Pineapple Upside Down Cake hit peak popularity in the 1950’s, and is just as pretty as it is easy to make. This version of the classic dessert is made from scratch and features a light and tender white cake topped with a caramelized sugar topping, canned pineapple slices, and maraschino cherries.
When envisioning vintage desserts it is hard not to think about a Pineapple Upside Down Cake. The classic cake has not lost any of its appeal. And it is easy to see why; the cake requires no special kitchen tools, it is absolutely dead simple to make, and when the cake is inverted onto the serving platter presentation is really quite impressive.
Upside down cakes have a long history, dating all the way back to the middle ages, but pineapple upside down cake came into its own more recently.
In 1925, the Hawaiian Pineapple Company (which would later go on to be Dole) sponsored a contest calling for pineapple recipes. The top 100 recipes were promised a $50 prize, and would also be printed in a cookbook. The contest was judged with notables from the Fannie Farmer’s School, Good Housekeeping, and McCall’s Magazine. It is said that 2,500 of the 60,000 submissions were recipes for pineapple upside-down cake. The company decided to ride the wave of the pineapple upside down cake trend and run an ad about the flood of pineapple upside-down cake recipes it had received, and the cake’s popularity only increased! Making pineapple upside down
Pineapple upside-down cakes began appearing in magazines, cookbooks, and advertisements fairly regularly. The Island Fever that swept over America in the 1950’s and 60’s can probably be credited to a certain extent to the Pineapple Upside Down Cake ‘s rise to peak popularity during that time period.
It seems there are two types of pineapple upside down cakes; Those that have a dense almost biscuit-like cake, and a lighter and fluffier cake version, typical of the results you would get if you used a cake box mix.

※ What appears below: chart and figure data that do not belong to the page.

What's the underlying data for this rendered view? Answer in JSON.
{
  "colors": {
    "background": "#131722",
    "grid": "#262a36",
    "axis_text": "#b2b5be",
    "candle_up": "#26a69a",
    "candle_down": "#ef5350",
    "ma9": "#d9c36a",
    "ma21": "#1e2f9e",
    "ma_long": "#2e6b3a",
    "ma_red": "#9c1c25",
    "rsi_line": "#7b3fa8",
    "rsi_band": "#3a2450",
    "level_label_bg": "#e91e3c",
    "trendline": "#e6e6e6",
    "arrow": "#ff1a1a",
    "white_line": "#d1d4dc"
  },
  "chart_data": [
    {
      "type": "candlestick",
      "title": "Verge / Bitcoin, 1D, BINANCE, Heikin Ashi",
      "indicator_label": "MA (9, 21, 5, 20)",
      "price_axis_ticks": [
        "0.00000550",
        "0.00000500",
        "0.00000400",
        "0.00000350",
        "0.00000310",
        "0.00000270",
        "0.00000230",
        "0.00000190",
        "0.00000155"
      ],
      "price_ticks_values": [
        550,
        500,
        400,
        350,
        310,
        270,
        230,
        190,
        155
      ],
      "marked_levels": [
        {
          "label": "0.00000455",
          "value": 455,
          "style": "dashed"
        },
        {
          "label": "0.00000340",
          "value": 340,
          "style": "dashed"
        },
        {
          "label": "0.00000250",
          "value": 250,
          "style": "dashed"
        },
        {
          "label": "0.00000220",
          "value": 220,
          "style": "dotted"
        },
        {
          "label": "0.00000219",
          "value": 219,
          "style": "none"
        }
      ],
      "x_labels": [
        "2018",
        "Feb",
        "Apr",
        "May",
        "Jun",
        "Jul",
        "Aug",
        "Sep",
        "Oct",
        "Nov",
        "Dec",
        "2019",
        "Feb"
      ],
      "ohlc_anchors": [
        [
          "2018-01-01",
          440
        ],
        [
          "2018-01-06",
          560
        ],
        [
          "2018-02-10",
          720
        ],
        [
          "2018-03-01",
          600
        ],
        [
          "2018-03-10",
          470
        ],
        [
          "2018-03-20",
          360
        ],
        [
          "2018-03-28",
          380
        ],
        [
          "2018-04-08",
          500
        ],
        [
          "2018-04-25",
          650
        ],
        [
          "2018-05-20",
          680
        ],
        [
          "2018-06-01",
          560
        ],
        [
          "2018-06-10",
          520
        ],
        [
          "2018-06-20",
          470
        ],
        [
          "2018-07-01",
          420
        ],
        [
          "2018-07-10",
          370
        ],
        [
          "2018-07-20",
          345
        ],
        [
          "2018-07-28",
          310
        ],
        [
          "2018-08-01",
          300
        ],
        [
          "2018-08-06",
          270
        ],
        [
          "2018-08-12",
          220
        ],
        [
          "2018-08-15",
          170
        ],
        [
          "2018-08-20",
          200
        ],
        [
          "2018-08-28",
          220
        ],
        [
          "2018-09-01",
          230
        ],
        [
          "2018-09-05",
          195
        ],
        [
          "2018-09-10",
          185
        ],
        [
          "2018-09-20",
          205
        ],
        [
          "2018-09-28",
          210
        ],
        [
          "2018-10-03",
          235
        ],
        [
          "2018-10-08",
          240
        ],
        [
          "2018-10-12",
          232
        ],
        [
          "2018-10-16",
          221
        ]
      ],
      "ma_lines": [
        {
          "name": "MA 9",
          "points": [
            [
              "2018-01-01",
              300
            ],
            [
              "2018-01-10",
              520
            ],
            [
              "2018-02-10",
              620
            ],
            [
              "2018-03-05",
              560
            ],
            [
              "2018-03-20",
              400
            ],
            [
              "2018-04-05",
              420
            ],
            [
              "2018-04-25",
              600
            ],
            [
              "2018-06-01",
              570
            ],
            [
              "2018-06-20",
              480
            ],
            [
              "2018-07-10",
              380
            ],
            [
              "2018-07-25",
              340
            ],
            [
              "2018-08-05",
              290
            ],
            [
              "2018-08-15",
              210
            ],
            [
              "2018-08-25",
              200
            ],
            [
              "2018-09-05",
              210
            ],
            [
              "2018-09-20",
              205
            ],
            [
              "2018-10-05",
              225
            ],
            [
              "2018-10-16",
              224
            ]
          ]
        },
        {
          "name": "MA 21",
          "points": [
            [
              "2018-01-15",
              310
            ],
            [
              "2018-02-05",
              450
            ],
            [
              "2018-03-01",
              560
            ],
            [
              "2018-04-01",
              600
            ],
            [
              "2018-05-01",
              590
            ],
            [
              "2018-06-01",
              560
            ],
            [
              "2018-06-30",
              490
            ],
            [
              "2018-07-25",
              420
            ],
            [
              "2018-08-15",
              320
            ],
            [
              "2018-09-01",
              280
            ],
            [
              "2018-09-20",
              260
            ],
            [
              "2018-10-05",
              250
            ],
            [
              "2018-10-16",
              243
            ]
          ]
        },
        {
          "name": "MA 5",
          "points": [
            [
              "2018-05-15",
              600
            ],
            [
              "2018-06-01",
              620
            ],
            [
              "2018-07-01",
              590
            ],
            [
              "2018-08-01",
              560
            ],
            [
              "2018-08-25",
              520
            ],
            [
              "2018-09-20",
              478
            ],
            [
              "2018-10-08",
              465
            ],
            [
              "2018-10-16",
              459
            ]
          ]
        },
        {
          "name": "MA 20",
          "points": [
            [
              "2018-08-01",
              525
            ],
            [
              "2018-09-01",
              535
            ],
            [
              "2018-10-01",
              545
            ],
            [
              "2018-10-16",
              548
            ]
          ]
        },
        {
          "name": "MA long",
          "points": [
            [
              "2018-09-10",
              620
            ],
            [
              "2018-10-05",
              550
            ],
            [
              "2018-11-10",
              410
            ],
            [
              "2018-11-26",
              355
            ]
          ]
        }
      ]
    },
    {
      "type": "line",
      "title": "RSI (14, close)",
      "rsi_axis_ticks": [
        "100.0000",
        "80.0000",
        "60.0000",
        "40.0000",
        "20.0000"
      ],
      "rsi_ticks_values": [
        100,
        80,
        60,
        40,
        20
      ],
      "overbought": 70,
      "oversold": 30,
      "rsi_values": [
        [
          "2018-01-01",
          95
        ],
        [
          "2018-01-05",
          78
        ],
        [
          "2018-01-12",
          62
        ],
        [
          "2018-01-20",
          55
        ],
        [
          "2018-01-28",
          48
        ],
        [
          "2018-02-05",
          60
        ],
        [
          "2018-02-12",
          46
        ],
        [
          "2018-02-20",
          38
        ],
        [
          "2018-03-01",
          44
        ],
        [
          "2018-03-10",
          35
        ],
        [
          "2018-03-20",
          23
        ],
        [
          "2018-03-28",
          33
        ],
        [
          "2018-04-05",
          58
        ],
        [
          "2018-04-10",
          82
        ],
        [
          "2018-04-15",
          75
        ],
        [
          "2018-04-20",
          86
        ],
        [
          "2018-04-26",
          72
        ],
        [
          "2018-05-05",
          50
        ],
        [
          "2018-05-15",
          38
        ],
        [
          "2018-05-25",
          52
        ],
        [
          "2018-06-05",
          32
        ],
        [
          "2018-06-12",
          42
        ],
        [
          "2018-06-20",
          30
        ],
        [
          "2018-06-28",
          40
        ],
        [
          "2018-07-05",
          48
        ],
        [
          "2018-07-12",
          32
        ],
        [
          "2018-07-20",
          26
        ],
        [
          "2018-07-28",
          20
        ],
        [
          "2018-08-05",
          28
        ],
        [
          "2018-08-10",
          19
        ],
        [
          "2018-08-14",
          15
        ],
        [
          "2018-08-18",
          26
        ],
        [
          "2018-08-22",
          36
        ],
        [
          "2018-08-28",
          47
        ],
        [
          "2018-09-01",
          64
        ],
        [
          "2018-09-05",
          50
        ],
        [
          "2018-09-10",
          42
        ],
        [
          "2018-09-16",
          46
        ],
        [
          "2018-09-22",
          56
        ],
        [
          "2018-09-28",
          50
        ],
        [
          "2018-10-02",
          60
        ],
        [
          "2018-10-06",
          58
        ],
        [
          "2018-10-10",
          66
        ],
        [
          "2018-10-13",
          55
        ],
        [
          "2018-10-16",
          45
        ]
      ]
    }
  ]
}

Pineapple Upside Down Cakes hit peak popularity around the same time boxed cake mixes, and many home cooks adapted their recipe to utilize the convenience of a boxed cake mix, and pineapple upside down cake made with a boxed mix is just how some families know and love pineapple upside down cake.
And honestly, up until recently the bulk of my pineapple upside down cake making, included a box of Pineapple Supreme Cake Mix.
But, I wanted a cake made from scratch that would be moist and enjoyable to fans of the fluffier cake version but would have more “made from scratch” characteristics.
This cake is adapted from a recipe I found on Delish, this Pineapple Upside-Down Cake is super easy to make, and the end product is very pretty. I like to really go all out with the maraschino cherries, I feel like the bright red jewel tones add the vintage charm of this cake, but if you prefer you dessert to not have red dye, there are a few companies that make maraschino cherries that are free of artificial colors, dyes or flavors, or if you totally want to skip the cherries you can replace them with pecans.